Colorado schools get new report cards
DENVER (AP) – Colorado schools are getting their first ratings under new performance standards approved by lawmakers last year, replacing school report cards that teachers and educators said only stigmatized schools.
Under the old system, which relied on statewide student test scores and included a complex formula to allow for low-income students and other factors, schools were graded from excellent to unsatisfactory, much like a school report card.
Under the new program, school districts and schools are given accreditation ratings based on academic growth and success preparing students for college and career readiness.
Under the new system 111 school districts were rated as accredited or higher. Only 14 got a higher rating of accredited with distinction. Schools that failed to meet standards were ordered to submit improvement plans.

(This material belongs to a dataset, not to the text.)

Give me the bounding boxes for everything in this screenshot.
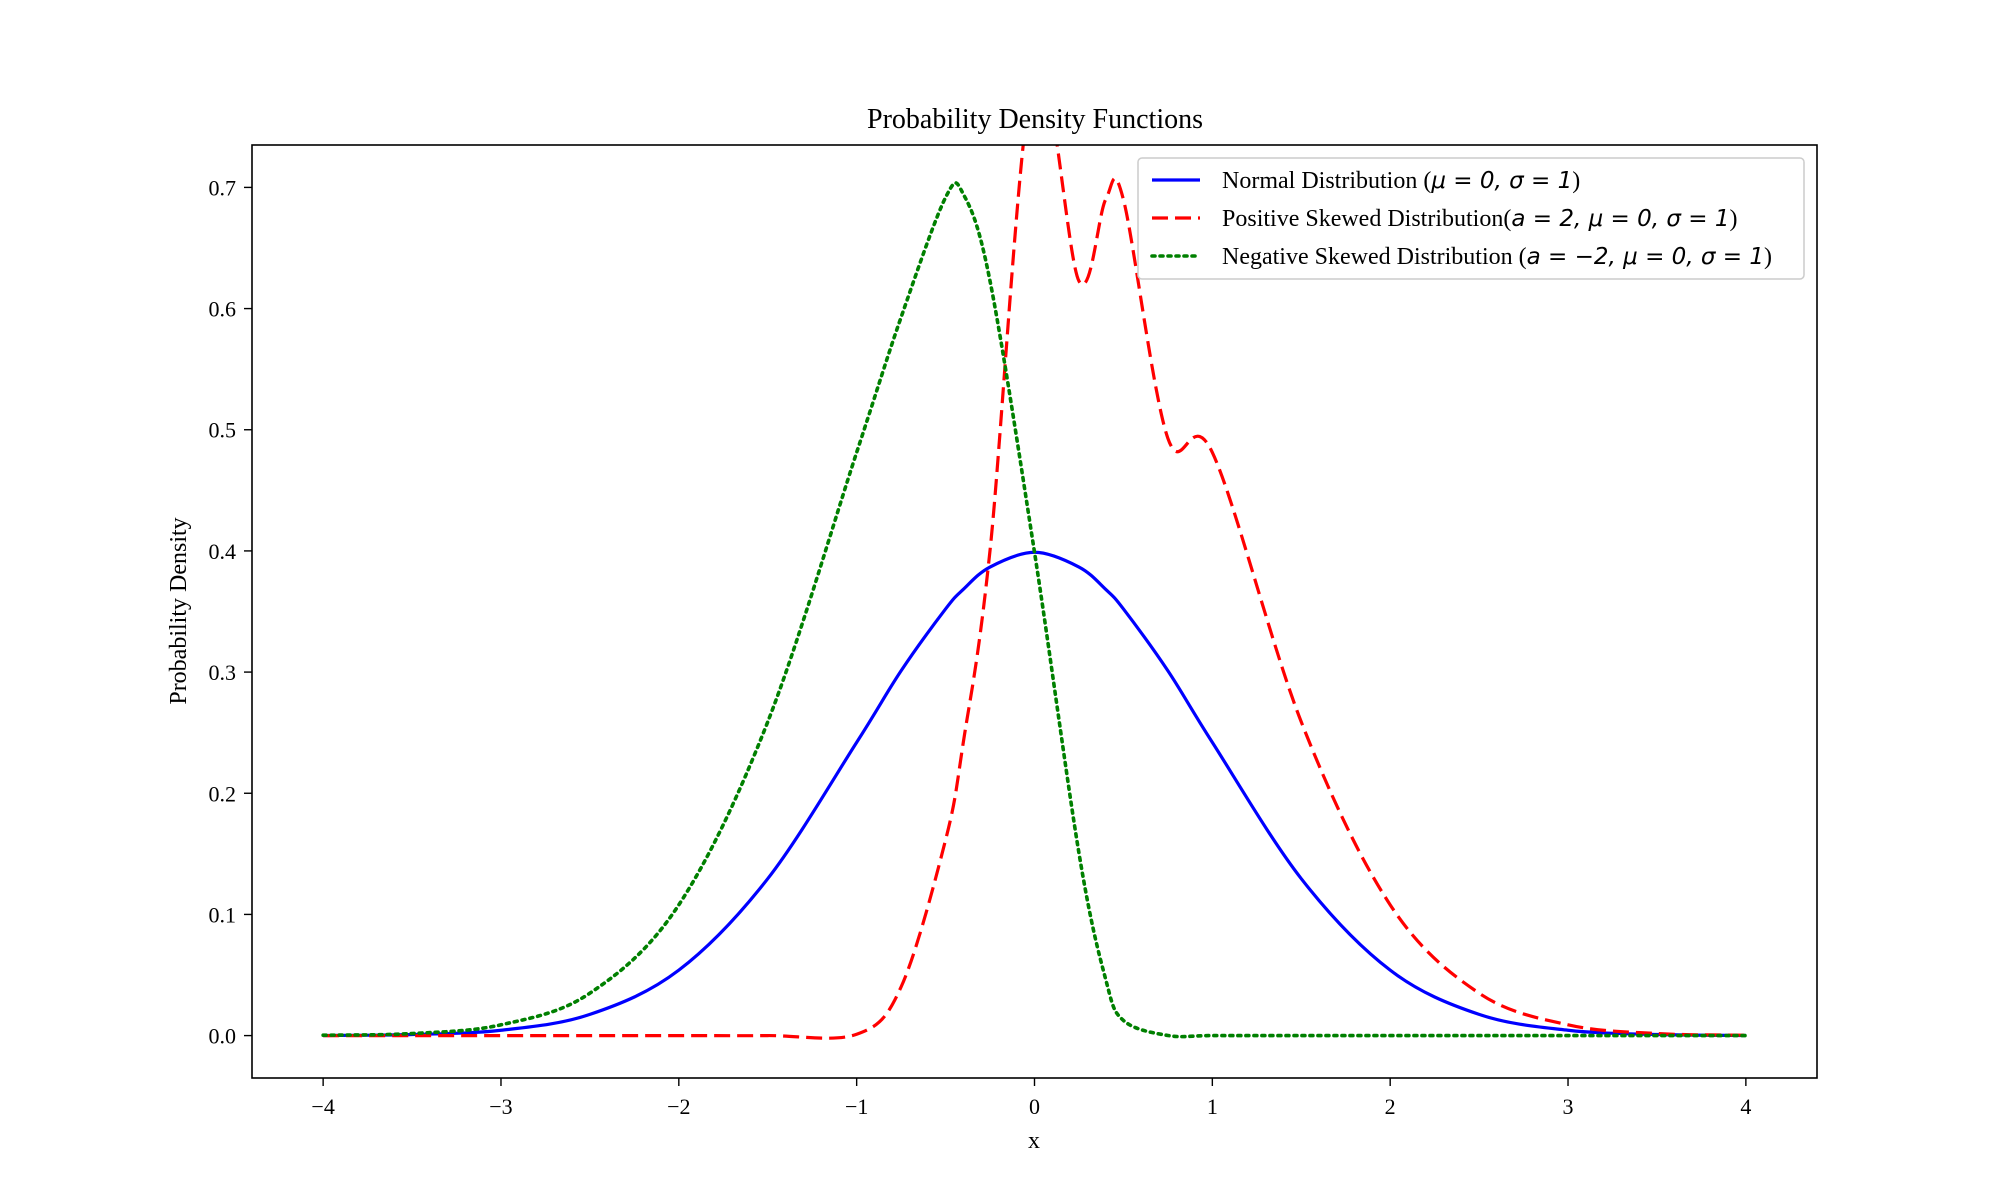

“This is our first big picture performance review under the new accountability system,” said Education Commissioner Dwight Jones at a ceremony honoring exceptional schools on Thursday.
The report indicates Colorado is closing gaps in reading and math, and increasing the number of students making academic progress.

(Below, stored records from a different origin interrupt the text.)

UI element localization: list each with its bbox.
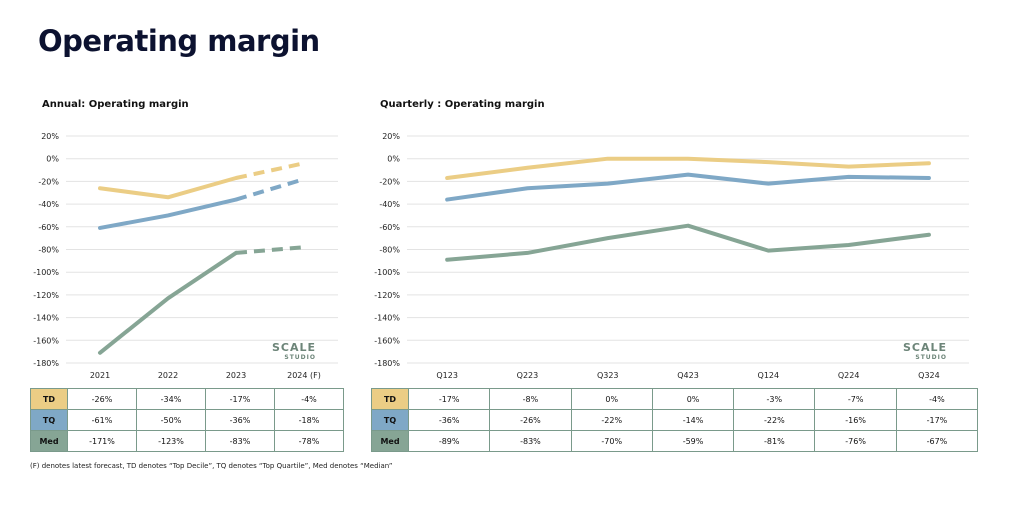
table-cell: -78% [274,430,344,452]
y-tick-label: -40% [38,200,59,209]
table-cell: -70% [570,430,653,452]
y-tick-label: 20% [382,132,400,141]
table-cell: -26% [489,409,572,431]
table-row: TQ -36% -26% -22% -14% -22% -16% -17% [371,409,979,431]
row-label-tq: TQ [371,409,409,431]
x-tick-label: 2023 [226,371,246,380]
quarterly-chart-title: Quarterly : Operating margin [380,99,545,110]
y-tick-label: -140% [374,314,400,323]
table-cell: -83% [489,430,572,452]
x-tick-label: 2022 [158,371,178,380]
series-forecast-line-td [235,161,305,180]
x-tick-label: Q323 [597,371,619,380]
y-tick-label: -160% [374,336,400,345]
x-tick-label: Q223 [517,371,539,380]
table-cell: -50% [136,409,206,431]
y-tick-label: -180% [374,359,400,368]
table-row: Med -89% -83% -70% -59% -81% -76% -67% [371,430,979,452]
annual-chart-title: Annual: Operating margin [42,99,189,110]
y-tick-label: -60% [379,223,400,232]
table-row: Med -171% -123% -83% -78% [30,430,344,452]
x-tick-label: Q224 [838,371,860,380]
table-cell: -76% [814,430,897,452]
logo-text: SCALE [272,341,316,354]
table-cell: -22% [570,409,653,431]
series-forecast-line-tq [235,177,305,202]
x-tick-label: Q124 [758,371,780,380]
table-cell: -123% [136,430,206,452]
y-tick-label: -120% [33,291,59,300]
table-cell: -59% [651,430,735,452]
row-label-med: Med [30,430,68,452]
y-tick-label: -120% [374,291,400,300]
y-tick-label: -100% [33,268,59,277]
series-line-med [445,223,931,262]
table-row: TD -26% -34% -17% -4% [30,388,344,410]
series-line-td [98,175,238,200]
y-tick-label: -20% [38,177,59,186]
table-cell: -17% [205,388,275,410]
table-cell: -171% [67,430,137,452]
table-cell: -36% [407,409,491,431]
x-tick-label: Q123 [436,371,458,380]
y-tick-label: 0% [46,155,59,164]
table-cell: -4% [274,388,344,410]
table-cell: -83% [205,430,275,452]
table-row: TQ -61% -50% -36% -18% [30,409,344,431]
series-line-td [445,156,931,180]
table-cell: -4% [895,388,979,410]
table-cell: -18% [274,409,344,431]
table-cell: -67% [895,430,979,452]
logo-subtext: STUDIO [284,354,316,361]
table-cell: 0% [651,388,735,410]
table-cell: -17% [407,388,491,410]
table-cell: -17% [895,409,979,431]
row-label-med: Med [371,430,409,452]
x-tick-label: 2021 [90,371,110,380]
table-cell: -36% [205,409,275,431]
table-cell: -81% [733,430,816,452]
table-cell: -7% [814,388,897,410]
y-tick-label: -80% [38,246,59,255]
y-tick-label: -180% [33,359,59,368]
logo-subtext: STUDIO [915,354,947,361]
footnote: (F) denotes latest forecast, TD denotes … [30,462,393,470]
x-tick-label: 2024 (F) [287,371,321,380]
series-line-tq [98,197,238,230]
row-label-td: TD [371,388,409,410]
logo-text: SCALE [903,341,947,354]
row-label-tq: TQ [30,409,68,431]
y-tick-label: 20% [41,132,59,141]
y-tick-label: -60% [38,223,59,232]
table-cell: -16% [814,409,897,431]
page-title: Operating margin [38,24,320,58]
table-cell: -8% [489,388,572,410]
y-tick-label: -160% [33,336,59,345]
table-cell: -61% [67,409,137,431]
row-label-td: TD [30,388,68,410]
series-line-med [98,250,238,355]
table-cell: -22% [733,409,816,431]
y-tick-label: 0% [387,155,400,164]
x-tick-label: Q324 [918,371,940,380]
y-tick-label: -80% [379,246,400,255]
annual-data-table: TD -26% -34% -17% -4% TQ -61% -50% -36% -18% Med -1… [30,388,344,452]
table-cell: -34% [136,388,206,410]
series-line-tq [445,172,931,202]
quarterly-data-table: TD -17% -8% 0% 0% -3% -7% -4% TQ -36% -26% -22% -14%… [371,388,979,452]
table-cell: -89% [407,430,491,452]
table-cell: -14% [651,409,735,431]
x-tick-label: Q423 [677,371,699,380]
y-tick-label: -100% [374,268,400,277]
table-cell: -26% [67,388,137,410]
table-cell: 0% [570,388,653,410]
table-cell: -3% [733,388,816,410]
series-forecast-line-med [235,245,305,255]
table-row: TD -17% -8% 0% 0% -3% -7% -4% [371,388,979,410]
y-tick-label: -20% [379,177,400,186]
y-tick-label: -40% [379,200,400,209]
y-tick-label: -140% [33,314,59,323]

Gov. Bill Ritter said the new assessments are better than the old report cards that graded schools based on student scores on statewide tests. The new system also measures long-term academic growth, identifies gaps in performance and measures career development.
Ritter said when he took office four years ago, public schools were only concentrating on statewide test scores. He said the high school dropout rates were intolerable, schools weren’t being held accountable for career preparation and there were big gaps between wealthy schools and those with less resources.
“We saw many signals that public education was failing our kids in a serious way,” he said.
Jeanne Beyer, communications director for the Colorado Education Association, the union representing 40,000 teachers statewide, said the new program is a big improvement because it holds teachers and administrators accountable for what happens in their schools.
Jane Urschel, associate executive director of the Colorado Association of School Boards, said the reports still stigmatize schools. She said rating schools should be left to local school districts and not the state.
“The role of the school district is to accredit the schools. The state role is to accredit the district, and that’s not happening,” she said.